Apparently there was a bombing in Istanbul the day before we arrived, and there was also word that the concert was a terrorist target.

And to cap things off, there was a metal detector at the entrance of our hotel. That was a first. However, there were about 6 feet of open space on one side of it, and about 20 feet on the other side. So if the terrorist was a really honest person and a strict rule-follower, he would have been nabbed. Then again, he may have walked through, set off the alarm, and kept on walking without being checked, just like the guy I witnessed as I was sitting in the lobby.
I've never felt safer...

At least at the gig there was an entire bomb squad unit, a couple of bomb sniffing dogs, and a ton of security personnel.
They were doing an important job, but they just added to the massive amount of humanity roaming around backstage. I've never seen so many people backstage. EVER. And many of them weren't credentialed, and many of them didn't appear to be doing anything other than blocking my way as I tried to get from the dressing room to the production office.
So just to reiterate, I've never felt safer. Mostly due to the fact that if a bomb did go off, the odds of having at least a 30 person buffer between me and the blast was pretty good.

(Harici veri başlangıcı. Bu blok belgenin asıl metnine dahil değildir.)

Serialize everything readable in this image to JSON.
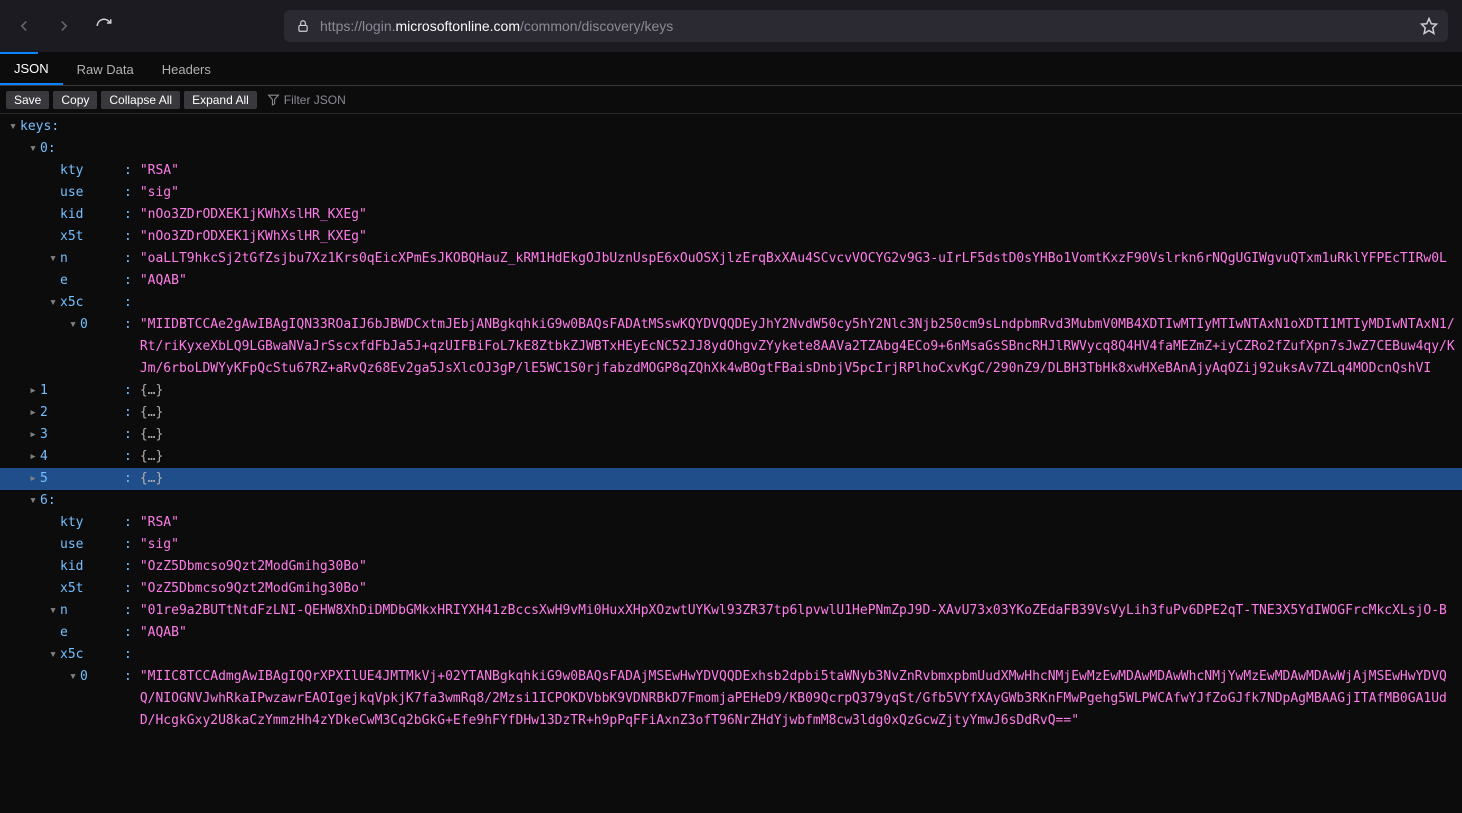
{
  "url": {
    "prefix": "https://login.",
    "host": "microsoftonline.com",
    "path": "/common/discovery/keys"
  },
  "tabs": {
    "json": "JSON",
    "raw": "Raw Data",
    "headers": "Headers"
  },
  "toolbar": {
    "save": "Save",
    "copy": "Copy",
    "collapse": "Collapse All",
    "expand": "Expand All",
    "filter_placeholder": "Filter JSON"
  },
  "labels": {
    "keys": "keys",
    "kty": "kty",
    "use": "use",
    "kid": "kid",
    "x5t": "x5t",
    "n": "n",
    "e": "e",
    "x5c": "x5c",
    "idx0": "0",
    "idx1": "1",
    "idx2": "2",
    "idx3": "3",
    "idx4": "4",
    "idx5": "5",
    "idx6": "6",
    "summary": "{…}"
  },
  "key0": {
    "kty": "\"RSA\"",
    "use": "\"sig\"",
    "kid": "\"nOo3ZDrODXEK1jKWhXslHR_KXEg\"",
    "x5t": "\"nOo3ZDrODXEK1jKWhXslHR_KXEg\"",
    "n": "\"oaLLT9hkcSj2tGfZsjbu7Xz1Krs0qEicXPmEsJKOBQHauZ_kRM1HdEkgOJbUznUspE6xOuOSXjlzErqBxXAu4SCvcvVOCYG2v9G3-uIrLF5dstD0sYHBo1VomtKxzF90Vslrkn6rNQgUGIWgvuQTxm1uRklYFPEcTIRw0L",
    "e": "\"AQAB\"",
    "x5c0": "\"MIIDBTCCAe2gAwIBAgIQN33ROaIJ6bJBWDCxtmJEbjANBgkqhkiG9w0BAQsFADAtMSswKQYDVQQDEyJhY2NvdW50cy5hY2Nlc3Njb250cm9sLndpbmRvd3MubmV0MB4XDTIwMTIyMTIwNTAxN1oXDTI1MTIyMDIwNTAxN1/Rt/riKyxeXbLQ9LGBwaNVaJrSscxfdFbJa5J+qzUIFBiFoL7kE8ZtbkZJWBTxHEyEcNC52JJ8ydOhgvZYykete8AAVa2TZAbg4ECo9+6nMsaGsSBncRHJlRWVycq8Q4HV4faMEZmZ+iyCZRo2fZufXpn7sJwZ7CEBuw4qy/KJm/6rboLDWYyKFpQcStu67RZ+aRvQz68Ev2ga5JsXlcOJ3gP/lE5WC1S0rjfabzdMOGP8qZQhXk4wBOgtFBaisDnbjV5pcIrjRPlhoCxvKgC/290nZ9/DLBH3TbHk8xwHXeBAnAjyAqOZij92uksAv7ZLq4MODcnQshVI"
  },
  "key6": {
    "kty": "\"RSA\"",
    "use": "\"sig\"",
    "kid": "\"OzZ5Dbmcso9Qzt2ModGmihg30Bo\"",
    "x5t": "\"OzZ5Dbmcso9Qzt2ModGmihg30Bo\"",
    "n": "\"01re9a2BUTtNtdFzLNI-QEHW8XhDiDMDbGMkxHRIYXH41zBccsXwH9vMi0HuxXHpXOzwtUYKwl93ZR37tp6lpvwlU1HePNmZpJ9D-XAvU73x03YKoZEdaFB39VsVyLih3fuPv6DPE2qT-TNE3X5YdIWOGFrcMkcXLsjO-B",
    "e": "\"AQAB\"",
    "x5c0": "\"MIIC8TCCAdmgAwIBAgIQQrXPXIlUE4JMTMkVj+02YTANBgkqhkiG9w0BAQsFADAjMSEwHwYDVQQDExhsb2dpbi5taWNyb3NvZnRvbmxpbmUudXMwHhcNMjEwMzEwMDAwMDAwWhcNMjYwMzEwMDAwMDAwWjAjMSEwHwYDVQQ/NIOGNVJwhRkaIPwzawrEAOIgejkqVpkjK7fa3wmRq8/2Mzsi1ICPOKDVbbK9VDNRBkD7FmomjaPEHeD9/KB09QcrpQ379yqSt/Gfb5VYfXAyGWb3RKnFMwPgehg5WLPWCAfwYJfZoGJfk7NDpAgMBAAGjITAfMB0GA1UdD/HcgkGxy2U8kaCzYmmzHh4zYDkeCwM3Cq2bGkG+Efe9hFYfDHw13DzTR+h9pPqFFiAxnZ3ofT96NrZHdYjwbfmM8cw3ldg0xQzGcwZjtyYmwJ6sDdRvQ==\""
  }
}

So to put it politely, the conditions at the show in Istanbul were a clusterf***.

Oddly enough, the one safe haven from all of the people was the stage.
The band came out and played a tight 60 minute set, and the Turkish fans put down their cigarettes long enough to shout their approval.

One of the other curiosities of this gig was the fact that there was no room for our tour bus to park backstage.
It stayed back at the hotel until the set was over, then picked us up outside of a back gate behind the stadium.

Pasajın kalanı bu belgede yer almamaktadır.